Best practices for validation sets

I noticed that how I choose my validation set is having an impact on my final model. Are there any reasons you can think of that might cause this besides choosing the best model from the performance on the validation set?

Do you have any ideas on best practices on creating a good validation set? If I am working on a binary imbalanced dataset should I create the validation set be split 50/50 or be split according to the data distribution?


You probably want to draw your validation set from the real data distribution — so no, I wouldn’t bias it. If you care more about accuracy on the positive examples, I would reflect that in the metric, e.g. use weighted F-score.

Some more general advice about evaluation data, to explain the logic:

  • When you have less than about 5000 training examples (i.e. very early in a project), make decisions based on the cross-validation splits in the batch-train recipe, or via the A/B evaluation

  • After that, section off a number of examples to annotate for evaluation. Using the next month of data after your training set is often good. Try to make sure you’re not splitting up logical units of your data and having some land in the training set and some land in the evaluation set. For instance, don’t split up a document such that some of its sentences are in the training set, and others in the evaluation set. If you’re working with threaded comments, don’t split threads between training and evaluation. This will introduce a bias, because you’ll have unrealistically few unseen words in your evaluation data (word frequencies are ‘bursty’: if a word is mentioned in one comment in a thread, chances of it being mentioned elsewhere in the thread are much higher.)

  • Shuffle your chosen evaluation portion, and annotate a few hundred examples. If you’re doing NER, make sure you’re annotating them using the ner.make-gold or ner.manual recipes, as you want complete annotations, and you don’t want the tool to skip examples.

  • A few hundred evaluation examples allows you to reasonably discriminate between methods with, say, 60% accuracy and methods with, say, 80% accuracy. When you get results which are closer, e.g. between 70% and 73%, if you only have a few hundred examples, that 3% difference might mean only 10 different predictions. That’s not a reliable basis to conclude one method is better. So, in order to optimise your approach with a smaller step-size (i.e. to be able to stack up lots of small improvements), you need more evaluation data. At this point, go back and annotate more examples, hopefully using the same methodology as before. It may be worth measuring your model’s performance on the first data you created for evaluation, and this new set. If the accuracies differ, your annotation practices might have changed — after all, you should have been drawing the examples randomly, so there shouldn’t be a meaningful difference between the two sets. You might want to go over them again and recheck the decisions to make them consistent.

  • Once you’re running more experiments, you’ll need test data as well as development data. Depending on how many experiments you’ve run or what you’ve decided, you might be able to just split your existing annotations into two groups. You want to do this randomly: the test and development data need to be drawn from the same distribution. All you’re trying to do here is avoid making decisions that happen to be good for one set of examples, but not for another. This is basically optimisation through random search, which isn’t a very powerful technique — so the risk of over-fitting the specific examples isn’t that significant.

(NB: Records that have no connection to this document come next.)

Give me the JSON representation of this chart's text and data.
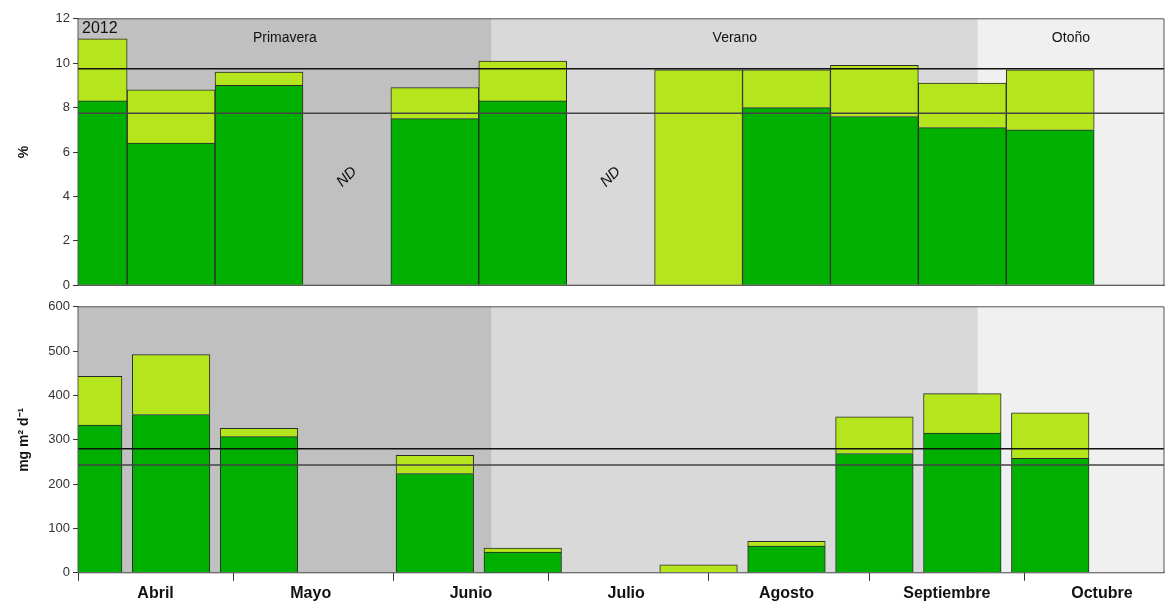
{
  "chart_data": [
    {
      "type": "bar",
      "ylabel": "%",
      "stacked": true,
      "tick_labels": "y",
      "x": [
        "--04-02",
        "--04-19",
        "--05-06",
        "--05-23",
        "--06-09",
        "--06-26",
        "--07-13",
        "--07-30",
        "--08-16",
        "--09-02",
        "--09-19",
        "--10-06"
      ],
      "series": [
        {
          "color": "#00b000",
          "values": [
            8.3,
            6.4,
            9.0,
            null,
            7.5,
            8.3,
            null,
            0,
            8.0,
            7.6,
            7.1,
            7.0
          ]
        },
        {
          "color": "#b5e61d",
          "values": [
            2.8,
            2.4,
            0.6,
            null,
            1.4,
            1.8,
            null,
            9.7,
            1.7,
            2.3,
            2.0,
            2.7
          ]
        }
      ],
      "xlim": [
        "--04-01",
        "--10-28"
      ],
      "ylim": [
        0,
        12
      ],
      "yticks": [
        0,
        2,
        4,
        6,
        8,
        10,
        12
      ],
      "bands": [
        {
          "axis": "x",
          "from": "--04-01",
          "to": "--06-20",
          "label": "Primavera",
          "color": "#c0c0c0"
        },
        {
          "axis": "x",
          "from": "--06-20",
          "to": "--09-22",
          "label": "Verano",
          "color": "#d9d9d9"
        },
        {
          "axis": "x",
          "from": "--09-22",
          "to": "--10-28",
          "label": "Otoño",
          "color": "#f0f0f0"
        }
      ],
      "ref_lines": [
        {
          "axis": "y",
          "value": 9.75,
          "color": "#111111"
        },
        {
          "axis": "y",
          "value": 7.75,
          "color": "#444444"
        }
      ],
      "annotations": [
        "2012",
        "ND",
        "ND"
      ]
    },
    {
      "type": "bar",
      "ylabel": "mg m² d⁻¹",
      "stacked": true,
      "x": [
        "--04-02",
        "--04-19",
        "--05-06",
        "--05-23",
        "--06-09",
        "--06-26",
        "--07-13",
        "--07-30",
        "--08-16",
        "--09-02",
        "--09-19",
        "--10-06"
      ],
      "series": [
        {
          "color": "#00b000",
          "values": [
            333,
            357,
            307,
            null,
            224,
            47,
            null,
            0,
            60,
            269,
            315,
            258
          ]
        },
        {
          "color": "#b5e61d",
          "values": [
            110,
            135,
            19,
            null,
            41,
            9,
            null,
            18,
            11,
            83,
            89,
            103
          ]
        }
      ],
      "xlim": [
        "--04-01",
        "--10-28"
      ],
      "ylim": [
        0,
        600
      ],
      "yticks": [
        0,
        100,
        200,
        300,
        400,
        500,
        600
      ],
      "xticks": [
        {
          "value": "--04-01",
          "label": null
        },
        {
          "value": "--04-16",
          "label": "Abril"
        },
        {
          "value": "--05-01",
          "label": null
        },
        {
          "value": "--05-16",
          "label": "Mayo"
        },
        {
          "value": "--06-01",
          "label": null
        },
        {
          "value": "--06-16",
          "label": "Junio"
        },
        {
          "value": "--07-01",
          "label": null
        },
        {
          "value": "--07-16",
          "label": "Julio"
        },
        {
          "value": "--08-01",
          "label": null
        },
        {
          "value": "--08-16",
          "label": "Agosto"
        },
        {
          "value": "--09-01",
          "label": null
        },
        {
          "value": "--09-16",
          "label": "Septiembre"
        },
        {
          "value": "--10-01",
          "label": null
        },
        {
          "value": "--10-16",
          "label": "Octubre"
        }
      ],
      "bands": [
        {
          "axis": "x",
          "from": "--04-01",
          "to": "--06-20",
          "color": "#c0c0c0"
        },
        {
          "axis": "x",
          "from": "--06-20",
          "to": "--09-22",
          "color": "#d9d9d9"
        },
        {
          "axis": "x",
          "from": "--09-22",
          "to": "--10-28",
          "color": "#f0f0f0"
        }
      ],
      "ref_lines": [
        {
          "axis": "y",
          "value": 280,
          "color": "#111111"
        },
        {
          "axis": "y",
          "value": 243,
          "color": "#444444"
        }
      ]
    }
  ]
}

Overall I think the emphasis on development vs test data isn’t hugely relevant for most practitioners. It’s something that matters a lot when you have a whole community of researchers publishing on the same data. The test data lets us compare results from two researchers, without the confounder of how much random search they ran. For a single experimenter, performance on your development and test sets should be very well correlated, if your evaluation data is large enough. If it’s not large enough, you’d usually rather merge the datasets, and just have one evaluation. What you’re trying to do is form reliable conclusions about which of your choices is making the model better.

You might find Andrew Ng’s recent book Machine Learning Yearning useful: . It covers these topics very well, in a short and readable form.